モンスターの〝強肩発動〟に会長の背筋が凍った?
ボクシングのスーパーバンタム級4団体統一王座防衛を果たした井上尚弥(31=大橋)の一夜明け会見が25日、横浜市内の大橋ジムで開かれた。同ジムの大橋秀行会長は、試合後に井上が客席にサイン入りTシャツを投げ込んだ際、肩の脱臼を心配して制止しようとしたことを明かした。
1か月の延期と試合2週間前に相手変更などのトラブルに見舞われながらも、代役挑戦者の金芸俊(キム・イェジュン=韓国)を4回KOで破った井上。試合後は、当初の試合予定が2024年のクリスマスイブだったため、1か月遅れのプレゼントとしてTシャツを投げ込むファンサービスを行った。
井上の右腕から放たれたTシャツは客席のはるか後方まで飛んでいくほど。しかし、この強肩を見て大橋会長は恐怖を感じ、「止めに入ったの知ってます? 肩が外れるんじゃないかと思って」と明かした。

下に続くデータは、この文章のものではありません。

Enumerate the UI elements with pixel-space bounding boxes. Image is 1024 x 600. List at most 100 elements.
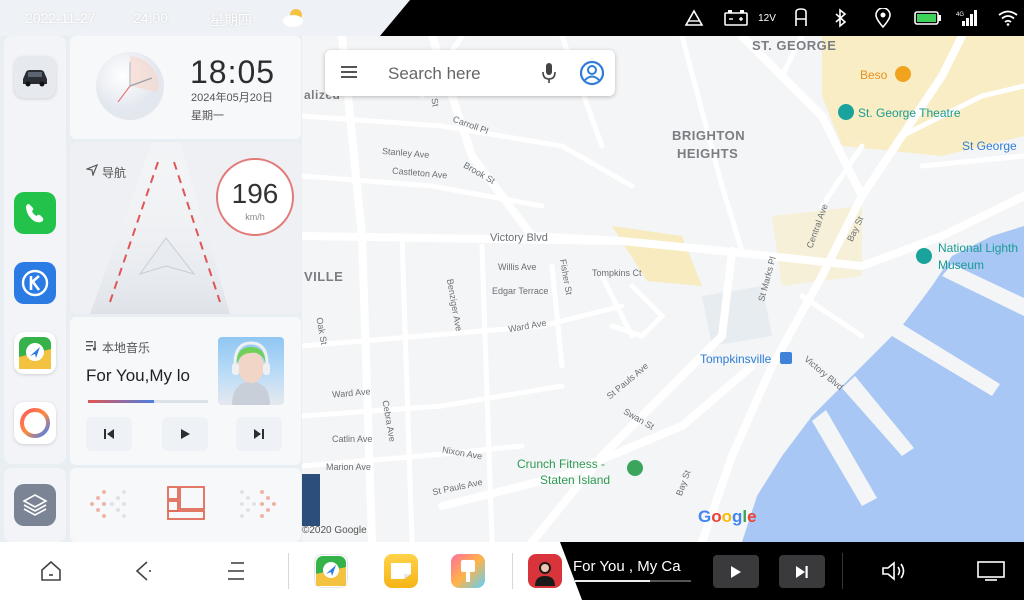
- playlist-icon: [86, 341, 97, 351]
- bottom-play-button[interactable]: [713, 555, 759, 588]
- quick-control-widget[interactable]: [70, 468, 301, 542]
- menu-icon: [228, 562, 244, 580]
- split-screen-icon: [167, 486, 205, 520]
- battery-icon: [914, 11, 941, 25]
- map-label-st-george-theatre[interactable]: St. George Theatre: [858, 106, 961, 120]
- paint-app-icon: [461, 560, 475, 582]
- partly-cloudy-icon: [283, 9, 303, 27]
- music-avatar-button[interactable]: [528, 554, 562, 588]
- app-dock: [4, 36, 66, 542]
- kuwo-music-icon: [21, 269, 49, 297]
- speedometer: 196 km/h: [216, 158, 294, 236]
- map-label-crunch-2[interactable]: Staten Island: [540, 473, 610, 487]
- album-art-portrait: [232, 341, 270, 405]
- next-icon: [254, 429, 264, 439]
- notes-app-button[interactable]: [384, 554, 418, 588]
- bottom-next-button[interactable]: [779, 555, 825, 588]
- account-icon[interactable]: [579, 60, 605, 86]
- map-label-beso[interactable]: Beso: [860, 68, 887, 82]
- widget-clock-weekday: 星期一: [191, 110, 224, 122]
- previous-track-button[interactable]: [86, 417, 132, 451]
- back-icon: [135, 561, 151, 581]
- map-search-box[interactable]: Search here: [325, 50, 615, 96]
- left-arrows-icon: [90, 490, 126, 518]
- notes-app-icon: [391, 563, 411, 579]
- volume-button[interactable]: [877, 555, 909, 587]
- kuwo-music-app-button[interactable]: [14, 262, 56, 304]
- music-widget[interactable]: 本地音乐 For You,My lo: [70, 317, 301, 465]
- voice-assistant-app-button[interactable]: [14, 402, 56, 444]
- navigation-map-icon: [19, 337, 51, 369]
- clock-widget[interactable]: 18:05 2024年05月20日 星期一: [70, 36, 301, 139]
- map-view[interactable]: ST. GEORGE Beso St. George Theatre St Ge…: [302, 36, 1024, 542]
- voice-assistant-icon: [20, 408, 50, 438]
- map-label-crunch-1[interactable]: Crunch Fitness -: [517, 457, 605, 471]
- navigation-arrow-icon: [86, 164, 98, 176]
- split-screen-button[interactable]: [164, 483, 206, 523]
- map-label-brighton: BRIGHTON: [672, 128, 746, 143]
- map-label-marion-ave: Marion Ave: [326, 462, 371, 472]
- album-art[interactable]: [218, 337, 284, 405]
- car-app-button[interactable]: [14, 56, 56, 98]
- status-time: 24:00: [133, 10, 169, 26]
- maps-app-button[interactable]: [314, 554, 348, 588]
- back-button[interactable]: [128, 555, 160, 587]
- map-label-lighthouse-1[interactable]: National Lighth: [938, 241, 1018, 255]
- google-logo: Google: [698, 507, 757, 526]
- map-label-st-george-ferry[interactable]: St George: [962, 139, 1017, 153]
- home-button[interactable]: [35, 555, 67, 587]
- map-label-catlin-ave: Catlin Ave: [332, 434, 373, 444]
- status-weekday: 星期四: [210, 12, 252, 28]
- next-icon: [796, 565, 808, 578]
- voltage-label: 12V: [758, 12, 776, 24]
- music-avatar-icon: [535, 562, 555, 586]
- play-icon: [731, 565, 741, 578]
- widget-clock-time: 18:05: [190, 54, 276, 90]
- music-progress-bar[interactable]: [88, 400, 208, 403]
- speed-value: 196: [231, 178, 279, 209]
- dock-panel: [4, 36, 66, 464]
- phone-app-button[interactable]: [14, 192, 56, 234]
- map-label-tompkinsville[interactable]: Tompkinsville: [700, 352, 771, 366]
- volume-icon: [882, 561, 905, 581]
- microphone-icon[interactable]: [541, 61, 557, 85]
- warning-triangle-icon: [685, 9, 703, 26]
- phone-icon: [26, 204, 44, 223]
- search-input[interactable]: Search here: [388, 64, 481, 84]
- bottom-divider: [288, 553, 289, 589]
- paint-app-button[interactable]: [451, 554, 485, 588]
- status-bar-left: 2022-11-27 24:00 星期四: [0, 0, 410, 36]
- maps-app-icon: [316, 556, 346, 586]
- analog-clock-icon: [96, 52, 164, 120]
- wifi-icon: [998, 10, 1018, 26]
- music-progress-fill: [88, 400, 154, 403]
- location-icon: [875, 8, 891, 28]
- map-label-victory-blvd: Victory Blvd: [490, 232, 548, 244]
- signal-4g-icon: 4G: [956, 10, 977, 26]
- hamburger-menu-icon[interactable]: [341, 64, 357, 80]
- previous-icon: [104, 429, 114, 439]
- menu-button[interactable]: [220, 555, 252, 587]
- nav-widget-label: 导航: [102, 166, 127, 180]
- status-date: 2022-11-27: [25, 10, 96, 26]
- next-track-button[interactable]: [236, 417, 282, 451]
- map-label-heights: HEIGHTS: [677, 146, 739, 161]
- navigation-widget[interactable]: 导航 196 km/h: [70, 142, 301, 314]
- map-label-edgar-terrace: Edgar Terrace: [492, 286, 549, 296]
- music-source-label: 本地音乐: [102, 341, 151, 355]
- music-track-title: For You,My lo: [86, 366, 190, 385]
- map-label-willis-ave: Willis Ave: [498, 262, 537, 272]
- navigation-map-app-button[interactable]: [14, 332, 56, 374]
- map-copyright: ©2020 Google: [302, 525, 367, 536]
- layers-button[interactable]: [14, 484, 56, 526]
- bottom-bar: [0, 542, 600, 600]
- screen-button[interactable]: [975, 555, 1007, 587]
- screen-icon: [977, 561, 1005, 581]
- now-playing-progress[interactable]: [575, 580, 691, 582]
- map-label-st-george: ST. GEORGE: [752, 38, 837, 53]
- play-button[interactable]: [162, 417, 208, 451]
- right-arrows-icon: [240, 490, 276, 518]
- map-label-lighthouse-2[interactable]: Museum: [938, 258, 984, 272]
- bluetooth-icon: [835, 8, 847, 28]
- svg-text:4G: 4G: [956, 12, 964, 18]
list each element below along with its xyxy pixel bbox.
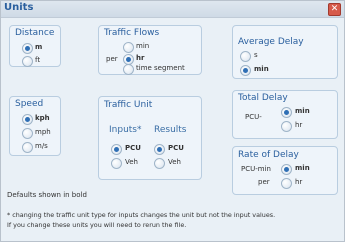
rate-of-delay-prefix: PCU-min [241,165,271,173]
avg-delay-s-label: s [254,51,258,59]
results-veh-radio[interactable] [154,158,165,169]
results-label: Results [154,125,187,135]
distance-label: Distance [15,28,55,38]
flows-segment-radio[interactable] [123,64,134,75]
inputs-label: Inputs* [109,125,142,135]
inputs-pcu-label: PCU [125,144,141,152]
defaults-note: Defaults shown in bold [7,191,87,199]
total-delay-prefix: PCU- [245,113,262,121]
total-delay-hr-label: hr [295,121,303,129]
inputs-veh-label: Veh [125,158,138,166]
flows-min-radio[interactable] [123,42,134,53]
results-pcu-label: PCU [168,144,184,152]
distance-m-radio[interactable] [22,43,33,54]
close-icon[interactable]: ✕ [328,3,341,16]
speed-label: Speed [15,99,44,109]
rate-delay-hr-radio[interactable] [281,178,292,189]
flows-segment-label: time segment [136,64,185,72]
results-pcu-radio[interactable] [154,144,165,155]
speed-ms-radio[interactable] [22,142,33,153]
inputs-pcu-radio[interactable] [111,144,122,155]
speed-mph-label: mph [35,128,51,136]
average-delay-label: Average Delay [238,37,304,47]
distance-m-label: m [35,43,43,51]
total-delay-min-label: min [295,107,310,115]
results-veh-label: Veh [168,158,181,166]
flows-hr-label: hr [136,54,145,62]
avg-delay-min-label: min [254,65,269,73]
speed-mph-radio[interactable] [22,128,33,139]
traffic-flows-label: Traffic Flows [104,28,160,38]
rate-delay-min-radio[interactable] [281,164,292,175]
rate-delay-min-label: min [295,164,310,172]
window-title: Units [4,2,34,13]
total-delay-min-radio[interactable] [281,107,292,118]
traffic-unit-label: Traffic Unit [104,100,153,110]
speed-ms-label: m/s [35,142,48,150]
flows-min-label: min [136,42,150,50]
footnote-line-2: If you change these units you will need … [7,221,187,229]
units-window: Units ✕ Distance m ft Speed kph mph m/s … [0,0,345,242]
inputs-veh-radio[interactable] [111,158,122,169]
total-delay-hr-radio[interactable] [281,121,292,132]
distance-ft-radio[interactable] [22,56,33,67]
avg-delay-s-radio[interactable] [240,51,251,62]
title-bar: Units ✕ [1,1,344,18]
speed-kph-radio[interactable] [22,114,33,125]
speed-kph-label: kph [35,114,50,122]
rate-of-delay-per: per [258,178,270,186]
distance-ft-label: ft [35,56,41,64]
rate-delay-hr-label: hr [295,178,303,186]
avg-delay-min-radio[interactable] [240,65,251,76]
traffic-flows-per: per [106,55,118,63]
total-delay-label: Total Delay [238,93,288,103]
footnote-line-1: * changing the traffic unit type for inp… [7,211,276,219]
rate-of-delay-label: Rate of Delay [238,150,299,160]
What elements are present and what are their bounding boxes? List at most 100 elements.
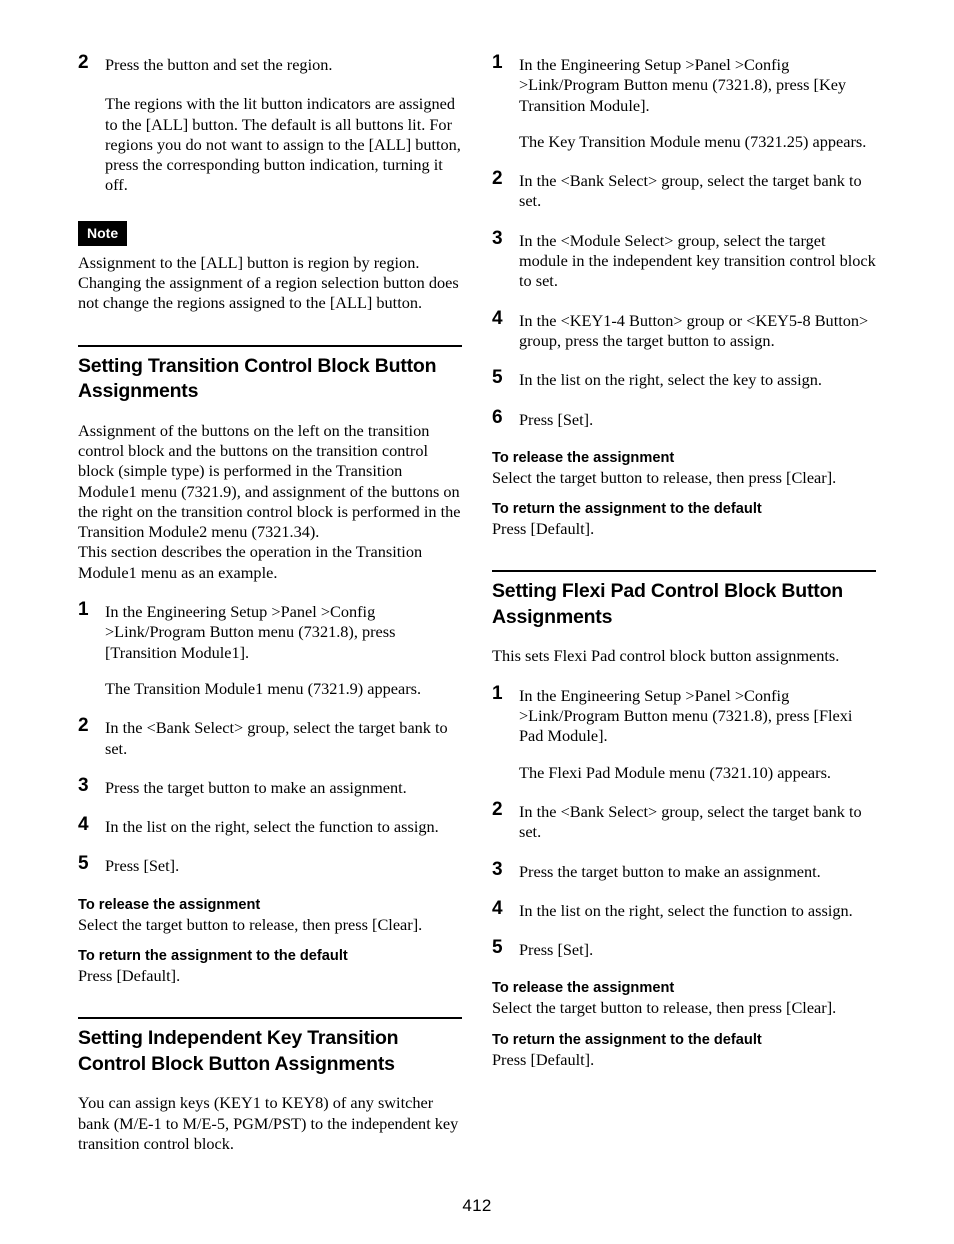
- section-divider: [78, 1017, 462, 1020]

この興行は他にもセミファイナルで予定していたWBO世界バンタム級王者・武居由樹(大橋)の防衛戦が武居の左肩の負傷で中止となり、代役の代役で用意していたフィリピン人選手も体重超過で来日できなくなるなどトラブルが頻発していたため、「あれだけ嫌なことが続くと、何があるか分からないからね」と不安がよぎったという。
井上はサウジアラビア最大のエンターテイメントイベント「リヤド・シーズン」と約30億円の巨額契約を結び、今後は米国ラスベガス、サウジアラビアなどの海外進出が予定されるボクシング界の至宝であり、その身に何かあれば一大事。大橋会長は「1年間試合できませんとかになったらね。だから、すぐ止めに行った。向こうは冗談と思っていたけど、俺は本気だったよ」と苦笑しながら振り返っていた。